In 1833 at the age of 17, Ada met renowned mathematician Charles Babbage, inventor of the Difference Engine, the first automatic mechanical calculator. Their relationship evolved over the years through in-person meetings and significant correspondence on mathematics and logic. When Babbage went on to sketch an Analytical Engine, a more massive machine than the Difference Engine with thousands of cogwheels and the ability to perform more functions with greater accuracy, Lovelace became its key interpreter.

Diagram for the computation of Bernoulli numbers

Diagram for the computation of Bernoulli numbers
Ada Lovelace, Public domain, via Wikimedia Commons

Italian mathematician Luigi Federico Menabrea wrote an in-depth article (memoir) about the proposed machine following a conference that Babbage gave in Turin to try to gain funding for it. The article was published in a Swiss academic journal in 1842 and Babbage asked Lovelace to translate it from French to English. She added her own notes to it to explain exactly how the machine would work, since “she understood the machine so well,” as reported on the Ada Lovelace Day website. “Although Babbage and his assistants had sketched out programs for his engine before, Lovelace’s are the most elaborate and complete, and the first to be published; so she is often referred to as ‘the first computer programmer’. Babbage himself ‘spoke highly of her mathematical powers, and of her peculiar capability — higher he said than of any one he knew, to prepare the descriptions connected with his calculating machine’,” according to the site.

“The notes of the Countess of Lovelace extend to about three times the length of the original memoir,” Babbage wrote later. “Their author has entered fully into almost all the very difficult and abstract questions connected with the subject.” Her comments highlight the link she found between the machine and the Jacquard loom. This loom used punched cards to automatically create images and Babbage’s Analytical Engine would do the same with numbers.

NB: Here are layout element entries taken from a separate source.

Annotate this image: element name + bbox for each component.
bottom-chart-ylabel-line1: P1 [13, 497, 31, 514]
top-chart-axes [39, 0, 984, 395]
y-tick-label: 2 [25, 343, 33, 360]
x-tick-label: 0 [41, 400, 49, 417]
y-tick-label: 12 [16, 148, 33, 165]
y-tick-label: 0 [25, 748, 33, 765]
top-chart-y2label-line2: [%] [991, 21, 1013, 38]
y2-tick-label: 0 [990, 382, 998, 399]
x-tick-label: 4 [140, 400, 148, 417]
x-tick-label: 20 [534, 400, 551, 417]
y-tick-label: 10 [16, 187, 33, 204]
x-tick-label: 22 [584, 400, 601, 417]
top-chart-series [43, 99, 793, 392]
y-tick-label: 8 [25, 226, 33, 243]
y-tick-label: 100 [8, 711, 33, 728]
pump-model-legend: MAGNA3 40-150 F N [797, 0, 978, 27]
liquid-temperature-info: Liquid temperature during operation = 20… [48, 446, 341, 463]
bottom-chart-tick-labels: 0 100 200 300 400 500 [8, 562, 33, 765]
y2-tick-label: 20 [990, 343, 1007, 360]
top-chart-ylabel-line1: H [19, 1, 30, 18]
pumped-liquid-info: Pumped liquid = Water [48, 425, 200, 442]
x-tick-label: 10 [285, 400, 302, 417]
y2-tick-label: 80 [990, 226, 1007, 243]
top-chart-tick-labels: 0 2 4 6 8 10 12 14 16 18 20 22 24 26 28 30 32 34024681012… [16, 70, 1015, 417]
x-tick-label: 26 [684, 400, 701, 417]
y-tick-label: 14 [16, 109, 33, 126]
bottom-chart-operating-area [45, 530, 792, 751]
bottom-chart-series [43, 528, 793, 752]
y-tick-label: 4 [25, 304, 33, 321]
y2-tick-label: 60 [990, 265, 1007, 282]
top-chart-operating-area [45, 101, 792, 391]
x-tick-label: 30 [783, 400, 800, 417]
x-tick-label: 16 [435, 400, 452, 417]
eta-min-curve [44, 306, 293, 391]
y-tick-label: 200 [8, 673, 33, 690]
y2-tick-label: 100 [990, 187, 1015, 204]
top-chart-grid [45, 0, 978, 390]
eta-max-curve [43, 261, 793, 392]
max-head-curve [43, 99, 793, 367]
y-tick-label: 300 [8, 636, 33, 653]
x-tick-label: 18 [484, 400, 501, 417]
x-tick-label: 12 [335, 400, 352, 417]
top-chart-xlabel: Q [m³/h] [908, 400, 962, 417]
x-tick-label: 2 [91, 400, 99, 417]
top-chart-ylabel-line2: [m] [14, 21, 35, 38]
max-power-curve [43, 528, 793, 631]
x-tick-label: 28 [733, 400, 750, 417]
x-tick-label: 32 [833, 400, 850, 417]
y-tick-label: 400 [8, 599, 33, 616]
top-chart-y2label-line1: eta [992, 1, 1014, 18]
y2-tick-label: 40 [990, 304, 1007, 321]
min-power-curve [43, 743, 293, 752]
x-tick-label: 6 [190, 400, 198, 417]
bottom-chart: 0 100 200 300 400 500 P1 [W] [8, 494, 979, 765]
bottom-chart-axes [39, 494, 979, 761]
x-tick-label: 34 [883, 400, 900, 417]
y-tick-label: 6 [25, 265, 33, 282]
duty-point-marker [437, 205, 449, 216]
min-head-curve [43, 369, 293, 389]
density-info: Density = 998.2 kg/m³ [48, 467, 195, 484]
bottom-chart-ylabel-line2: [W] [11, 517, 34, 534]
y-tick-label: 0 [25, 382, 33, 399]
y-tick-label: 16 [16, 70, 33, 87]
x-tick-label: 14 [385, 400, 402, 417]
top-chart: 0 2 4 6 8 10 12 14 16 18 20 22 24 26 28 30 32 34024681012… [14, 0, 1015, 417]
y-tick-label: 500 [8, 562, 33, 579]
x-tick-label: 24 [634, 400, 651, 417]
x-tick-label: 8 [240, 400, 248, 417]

“The Analytical Engine weaves algebraic patterns, just as the Jacquard-loom weaves flowers and leaves.”
– Ada Lovelace, 1843

But Lovelace didn’t stop at numbers. In “Note G” of Sketch of The Analytical Engine Invented by Charles Babbage by Luigi Menabrea with notes by Ada Lovelace,” she detailed how the punched cards could “weave” a long sequence of Bernoulli numbers, creating what is considered today to be the first computer program. Specifically, she wrote that the machine, “might act upon other things besides number …. Supposing, for instance, that the fundamental relations of pitched sounds in the science of harmony and of musical composition were susceptible of such expression and adaptations, the engine might compose elaborate and scientific pieces of music of any degree of complexity or extent.” Here she introduces the notion that a number could represent an entity other than quantity – marking the fundamental transition from calculation to computation.

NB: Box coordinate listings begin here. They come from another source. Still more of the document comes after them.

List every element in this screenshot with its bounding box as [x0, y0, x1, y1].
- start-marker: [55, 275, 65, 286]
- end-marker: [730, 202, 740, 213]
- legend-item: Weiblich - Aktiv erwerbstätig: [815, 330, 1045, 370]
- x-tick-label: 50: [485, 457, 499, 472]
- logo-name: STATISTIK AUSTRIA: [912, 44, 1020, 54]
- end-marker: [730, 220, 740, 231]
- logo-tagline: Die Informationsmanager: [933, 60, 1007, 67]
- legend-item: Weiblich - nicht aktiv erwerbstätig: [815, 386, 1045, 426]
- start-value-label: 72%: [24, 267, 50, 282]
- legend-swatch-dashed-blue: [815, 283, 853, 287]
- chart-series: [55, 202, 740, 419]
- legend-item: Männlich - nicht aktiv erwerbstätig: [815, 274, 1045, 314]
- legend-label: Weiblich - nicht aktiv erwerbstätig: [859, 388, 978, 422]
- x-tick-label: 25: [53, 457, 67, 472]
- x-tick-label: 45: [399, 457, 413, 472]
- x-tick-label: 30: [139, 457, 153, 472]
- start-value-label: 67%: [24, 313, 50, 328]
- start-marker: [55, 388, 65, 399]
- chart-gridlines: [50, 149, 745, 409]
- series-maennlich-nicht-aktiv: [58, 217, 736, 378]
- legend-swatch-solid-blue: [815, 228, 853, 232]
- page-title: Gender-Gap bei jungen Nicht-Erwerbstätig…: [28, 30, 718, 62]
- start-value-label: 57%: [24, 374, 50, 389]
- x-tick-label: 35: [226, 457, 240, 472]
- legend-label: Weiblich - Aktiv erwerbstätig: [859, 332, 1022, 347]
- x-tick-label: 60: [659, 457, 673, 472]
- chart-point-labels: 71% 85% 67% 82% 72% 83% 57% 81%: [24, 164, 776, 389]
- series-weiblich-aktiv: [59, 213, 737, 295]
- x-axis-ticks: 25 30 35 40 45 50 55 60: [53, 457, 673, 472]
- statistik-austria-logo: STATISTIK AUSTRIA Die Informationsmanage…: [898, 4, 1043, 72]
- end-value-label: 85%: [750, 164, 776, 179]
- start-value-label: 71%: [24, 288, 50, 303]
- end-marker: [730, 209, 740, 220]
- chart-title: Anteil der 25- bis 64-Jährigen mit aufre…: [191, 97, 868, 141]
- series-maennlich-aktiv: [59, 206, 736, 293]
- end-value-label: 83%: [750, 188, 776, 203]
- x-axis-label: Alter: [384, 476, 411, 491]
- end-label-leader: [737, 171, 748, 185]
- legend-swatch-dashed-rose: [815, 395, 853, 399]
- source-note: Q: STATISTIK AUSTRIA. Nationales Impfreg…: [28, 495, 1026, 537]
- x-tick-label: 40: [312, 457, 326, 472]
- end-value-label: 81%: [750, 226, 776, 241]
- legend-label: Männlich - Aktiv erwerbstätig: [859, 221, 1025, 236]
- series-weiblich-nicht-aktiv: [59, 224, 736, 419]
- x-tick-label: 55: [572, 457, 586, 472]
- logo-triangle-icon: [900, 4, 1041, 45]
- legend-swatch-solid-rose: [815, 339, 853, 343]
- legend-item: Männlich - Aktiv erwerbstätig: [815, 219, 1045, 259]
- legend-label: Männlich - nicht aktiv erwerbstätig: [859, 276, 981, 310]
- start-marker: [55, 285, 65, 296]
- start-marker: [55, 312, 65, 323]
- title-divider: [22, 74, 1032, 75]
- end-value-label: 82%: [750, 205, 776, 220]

“A new, a vast, and a powerful language is developed for the future use of analysis, in which to wield its truths so that these may become of more speedy and accurate practical application for the purposes of mankind than the means hitherto in our possession have rendered possible. Thus not only the mental and the material, but the theoretical and the practical in the mathematical world, are brought into more intimate and effective connection with each other,” Lovelace continued. She thus understood that a machine could follow a series of instructions, a program, to perform complex calculations, and speculated that an analytical engine (a computer) could contribute to other areas of human endeavor.

Plaque to Ada Lovelace in St James’s Square, London (photo by Egghead06, Creative Commons Attribution-Share Alike 3.0 Unported license)

Ada Lovelace died at the age of 36 in 1852 from uterine cancer. A plaque erected in 1992 at her home in London recognizes her as a “Pioneer of Computing.”